Date: 2007-06-14 01:48 am (UTC)
From: [identity profile] pimmers.livejournal.com
That's exactly how I felt too. I find the infantilization ( You’re beautiful because you can’t work the remote control....like, SERIOUSLY?) of his object of affection really condescending. He is all world-weary, but alas, woman, her innocence and her naivete...so poetic!

Date: 2007-06-14 01:14 am (UTC)
From: [identity profile] aria-muse.livejournal.com
I'd like to see this peformed.

Date: 2007-06-14 08:16 am (UTC)
From: [identity profile] pachamama.livejournal.com
I have, and it is a MUCH stronger poem in performance than on the page.

Date: 2007-06-14 02:51 am (UTC)
From: [identity profile] postscrypt.livejournal.com
it reminded me of this quote (http://community.livejournal.com/literaryquotes/3619981.html) quite a bit.

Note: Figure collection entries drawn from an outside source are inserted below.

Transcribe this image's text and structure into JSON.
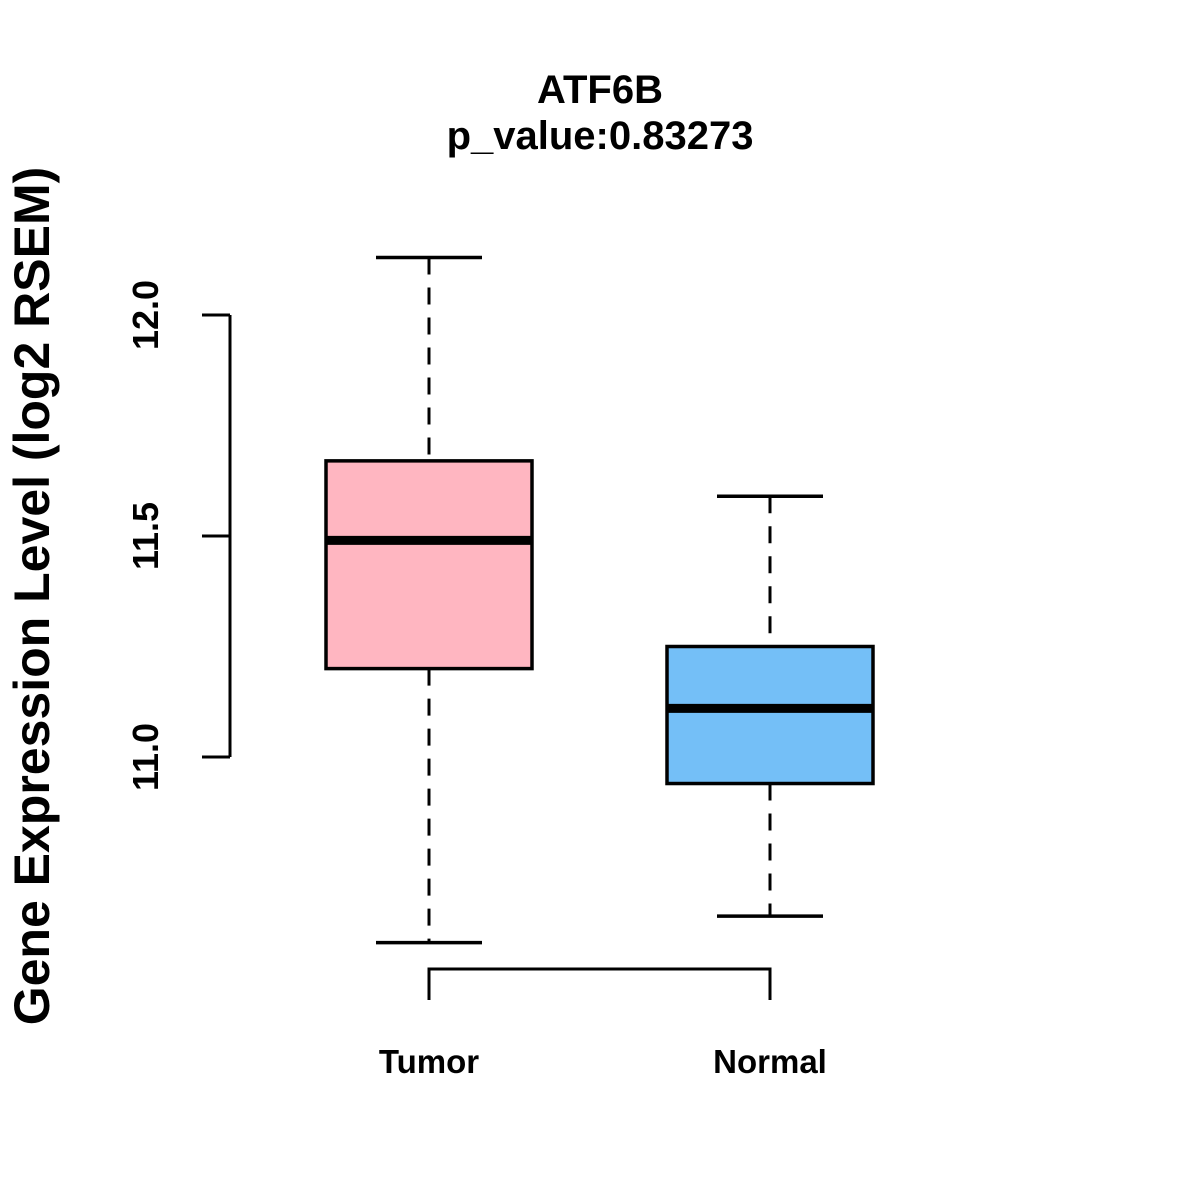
{
  "chart_data": {
    "type": "boxplot",
    "title": "ATF6B",
    "subtitle": "p_value:0.83273",
    "gene": "ATF6B",
    "p_value": 0.83273,
    "ylabel": "Gene Expression Level (log2 RSEM)",
    "xlabel": "",
    "y_ticks": [
      11.0,
      11.5,
      12.0
    ],
    "grid": false,
    "legend": null,
    "box_border_color": "#000000",
    "groups": [
      {
        "name": "Tumor",
        "color": "#FFB6C1",
        "stats": {
          "whisker_low": 10.58,
          "q1": 11.2,
          "median": 11.49,
          "q3": 11.67,
          "whisker_high": 12.13
        }
      },
      {
        "name": "Normal",
        "color": "#74BFF7",
        "stats": {
          "whisker_low": 10.64,
          "q1": 10.94,
          "median": 11.11,
          "q3": 11.25,
          "whisker_high": 11.59
        }
      }
    ]
  }
}
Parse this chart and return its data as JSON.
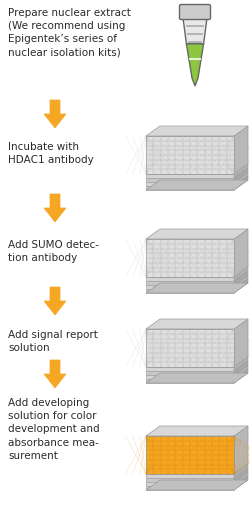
{
  "bg_color": "#ffffff",
  "text_color": "#2a2a2a",
  "arrow_color": "#f5a623",
  "plate_top_fill": "#e0e0e0",
  "plate_top_fill_orange": "#f5a623",
  "plate_grid_color": "#b8b8b8",
  "plate_grid_color_orange": "#e09010",
  "plate_side_color": "#c8c8c8",
  "plate_rim_color": "#d8d8d8",
  "plate_edge": "#999999",
  "tube_green": "#8dc63f",
  "tube_cap": "#cccccc",
  "tube_body_gray": "#e8e8e8",
  "tube_outline": "#666666",
  "steps": [
    "Prepare nuclear extract\n(We recommend using\nEpigentek’s series of\nnuclear isolation kits)",
    "Incubate with\nHDAC1 antibody",
    "Add SUMO detec-\ntion antibody",
    "Add signal report\nsolution",
    "Add developing\nsolution for color\ndevelopment and\nabsorbance mea-\nsurement"
  ],
  "plate_colored": [
    false,
    false,
    false,
    true
  ],
  "figsize": [
    2.5,
    5.05
  ],
  "dpi": 100
}
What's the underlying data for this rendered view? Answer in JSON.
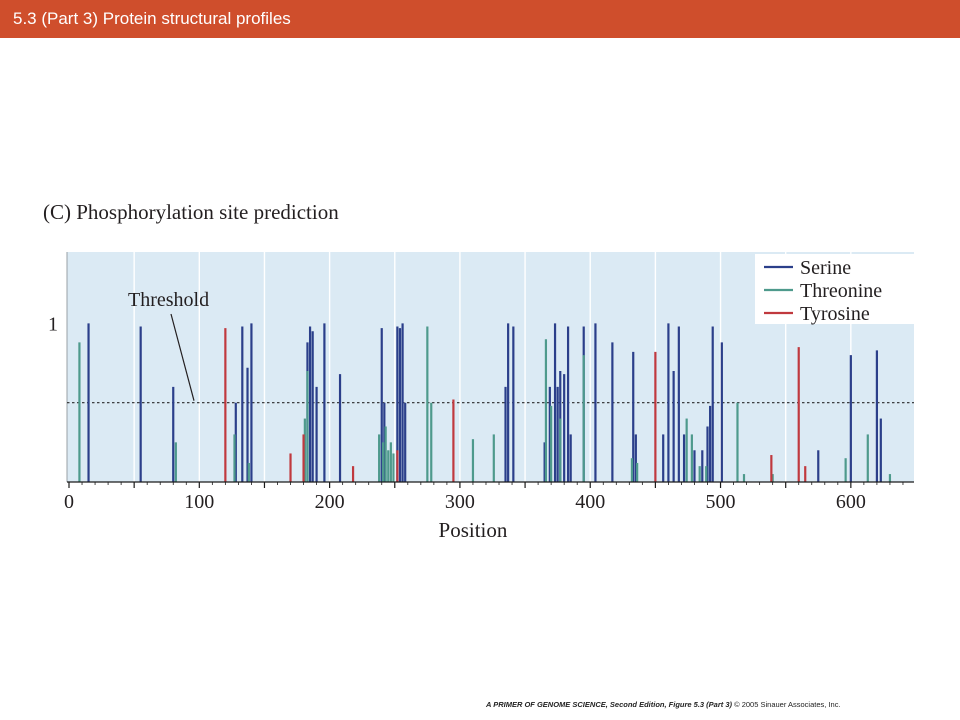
{
  "header": {
    "title": "5.3 (Part 3)  Protein structural profiles"
  },
  "figure": {
    "panel_title": "(C)  Phosphorylation site prediction"
  },
  "footer": {
    "citation": "A PRIMER OF GENOME SCIENCE, Second Edition, Figure 5.3 (Part 3)",
    "copyright": "© 2005 Sinauer Associates, Inc."
  },
  "chart_data": {
    "type": "bar",
    "title": "(C)  Phosphorylation site prediction",
    "xlabel": "Position",
    "ylabel": "",
    "xlim": [
      0,
      650
    ],
    "ylim": [
      0,
      1.45
    ],
    "x_ticks": [
      0,
      100,
      200,
      300,
      400,
      500,
      600
    ],
    "y_ticks": [
      1
    ],
    "grid": true,
    "legend_position": "top-right",
    "threshold": {
      "value": 0.5,
      "label": "Threshold"
    },
    "series": [
      {
        "name": "Serine",
        "color": "#2b3f8a",
        "points": [
          [
            15,
            1.0
          ],
          [
            55,
            0.98
          ],
          [
            80,
            0.6
          ],
          [
            128,
            0.5
          ],
          [
            133,
            0.98
          ],
          [
            137,
            0.72
          ],
          [
            140,
            1.0
          ],
          [
            183,
            0.88
          ],
          [
            185,
            0.98
          ],
          [
            187,
            0.95
          ],
          [
            190,
            0.6
          ],
          [
            196,
            1.0
          ],
          [
            208,
            0.68
          ],
          [
            240,
            0.97
          ],
          [
            242,
            0.5
          ],
          [
            252,
            0.98
          ],
          [
            254,
            0.97
          ],
          [
            256,
            1.0
          ],
          [
            258,
            0.5
          ],
          [
            335,
            0.6
          ],
          [
            337,
            1.0
          ],
          [
            341,
            0.98
          ],
          [
            365,
            0.25
          ],
          [
            369,
            0.6
          ],
          [
            373,
            1.0
          ],
          [
            375,
            0.6
          ],
          [
            377,
            0.7
          ],
          [
            380,
            0.68
          ],
          [
            383,
            0.98
          ],
          [
            385,
            0.3
          ],
          [
            395,
            0.98
          ],
          [
            404,
            1.0
          ],
          [
            417,
            0.88
          ],
          [
            433,
            0.82
          ],
          [
            435,
            0.3
          ],
          [
            456,
            0.3
          ],
          [
            460,
            1.0
          ],
          [
            464,
            0.7
          ],
          [
            468,
            0.98
          ],
          [
            472,
            0.3
          ],
          [
            480,
            0.2
          ],
          [
            486,
            0.2
          ],
          [
            490,
            0.35
          ],
          [
            492,
            0.48
          ],
          [
            494,
            0.98
          ],
          [
            501,
            0.88
          ],
          [
            575,
            0.2
          ],
          [
            600,
            0.8
          ],
          [
            620,
            0.83
          ],
          [
            623,
            0.4
          ]
        ]
      },
      {
        "name": "Threonine",
        "color": "#4e9a8c",
        "points": [
          [
            8,
            0.88
          ],
          [
            82,
            0.25
          ],
          [
            127,
            0.3
          ],
          [
            138,
            0.12
          ],
          [
            181,
            0.4
          ],
          [
            183,
            0.7
          ],
          [
            238,
            0.3
          ],
          [
            241,
            0.25
          ],
          [
            243,
            0.35
          ],
          [
            245,
            0.2
          ],
          [
            247,
            0.25
          ],
          [
            249,
            0.18
          ],
          [
            275,
            0.98
          ],
          [
            278,
            0.5
          ],
          [
            310,
            0.27
          ],
          [
            326,
            0.3
          ],
          [
            366,
            0.9
          ],
          [
            370,
            0.48
          ],
          [
            377,
            0.4
          ],
          [
            395,
            0.8
          ],
          [
            432,
            0.15
          ],
          [
            436,
            0.12
          ],
          [
            474,
            0.4
          ],
          [
            478,
            0.3
          ],
          [
            484,
            0.1
          ],
          [
            489,
            0.1
          ],
          [
            513,
            0.5
          ],
          [
            518,
            0.05
          ],
          [
            540,
            0.05
          ],
          [
            596,
            0.15
          ],
          [
            613,
            0.3
          ],
          [
            630,
            0.05
          ]
        ]
      },
      {
        "name": "Tyrosine",
        "color": "#c0393e",
        "points": [
          [
            120,
            0.97
          ],
          [
            170,
            0.18
          ],
          [
            180,
            0.3
          ],
          [
            218,
            0.1
          ],
          [
            252,
            0.2
          ],
          [
            295,
            0.52
          ],
          [
            450,
            0.82
          ],
          [
            539,
            0.17
          ],
          [
            560,
            0.85
          ],
          [
            565,
            0.1
          ]
        ]
      }
    ]
  }
}
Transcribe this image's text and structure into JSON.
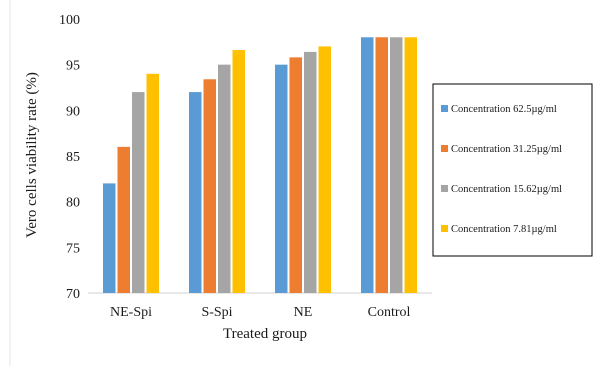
{
  "chart_data": {
    "type": "bar",
    "title": "",
    "xlabel": "Treated group",
    "ylabel": "Vero cells viability rate  (%)",
    "categories": [
      "NE-Spi",
      "S-Spi",
      "NE",
      "Control"
    ],
    "series": [
      {
        "name": "Concentration 62.5µg/ml",
        "values": [
          82,
          92,
          95,
          98
        ],
        "color": "#5b9bd5"
      },
      {
        "name": "Concentration 31.25µg/ml",
        "values": [
          86,
          93.4,
          95.8,
          98
        ],
        "color": "#ed7d31"
      },
      {
        "name": "Concentration 15.62µg/ml",
        "values": [
          92,
          95,
          96.4,
          98
        ],
        "color": "#a5a5a5"
      },
      {
        "name": "Concentration 7.81µg/ml",
        "values": [
          94,
          96.6,
          97,
          98
        ],
        "color": "#ffc000"
      }
    ],
    "ylim": [
      70,
      100
    ],
    "yticks": [
      70,
      75,
      80,
      85,
      90,
      95,
      100
    ],
    "grid": false,
    "legend_position": "right"
  }
}
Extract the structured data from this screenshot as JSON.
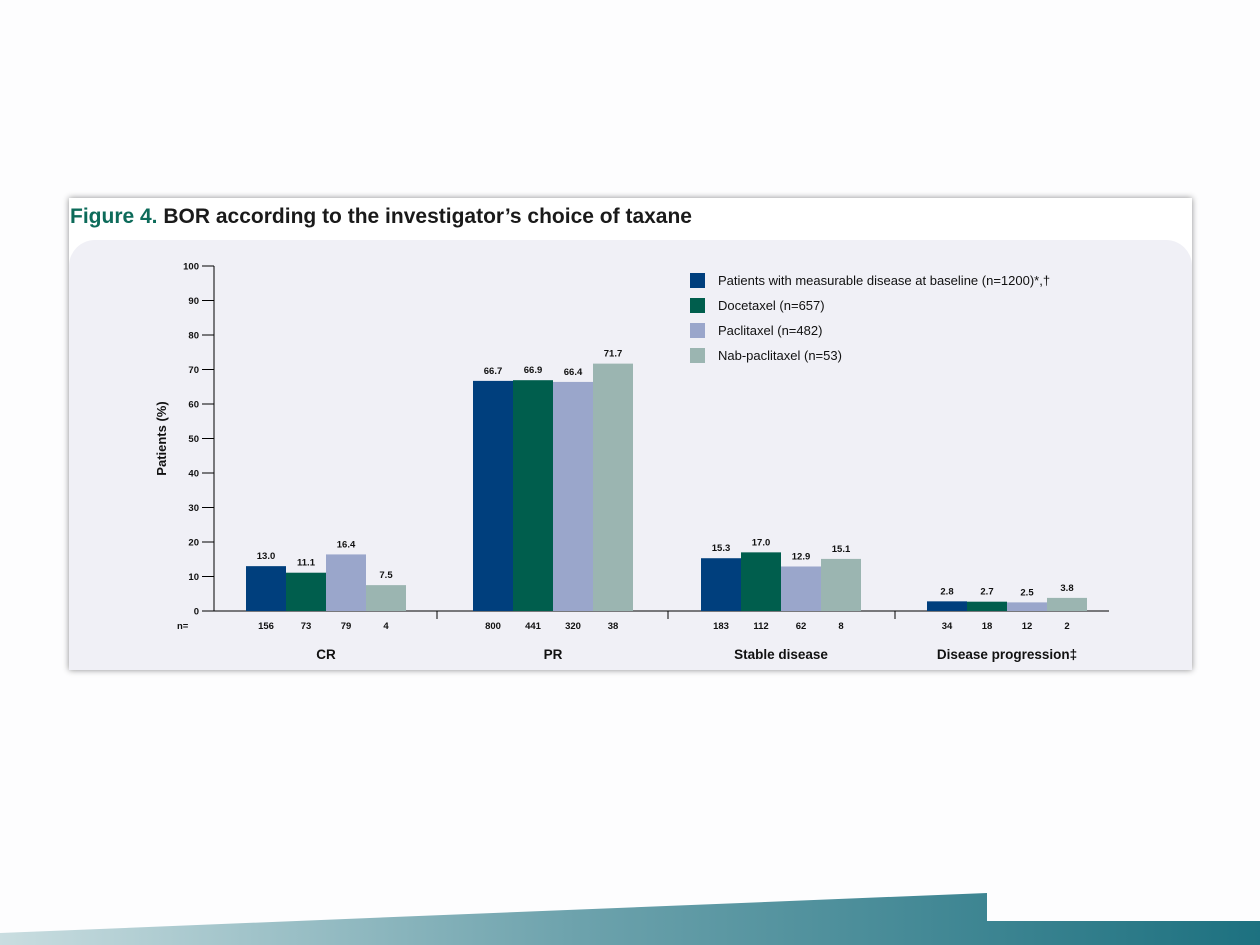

Date: 2007-06-14 03:43 am (UTC)
From: [identity profile] applegnat.livejournal.com
I really hope he was joking, because if he wasn't he's just been booted off my favourite poets list.

Date: 2007-06-14 08:20 am (UTC)
From: [identity profile] pachamama.livejournal.com
oh he is definitely joking, or rather playing around with the gender stereotypes to do with love, quite consciously.

Date: 2007-06-14 08:21 am (UTC)
From: [identity profile] applegnat.livejournal.com
Still found it a little too devoid of disavowal to be comfortable with it - is this supposed to broaden my horizons, maybe? :)

Date: 2007-06-14 08:15 am (UTC)
From: [identity profile] pachamama.livejournal.com
Interesting -- I had never read this on the page before, but heard Simon perform it last year. Performed, it is a much stronger poem than on the page, and the "chorus" actually works. On the page it seems much weaker.

Date: 2007-06-16 10:49 am (UTC)
From: [identity profile] haitianheromg.livejournal.com
I like the general theme. Not a fan of the chorus neither. But there were some interesting stanzas. Definitely didn't sell the poem to me all the way through, unfortunatley.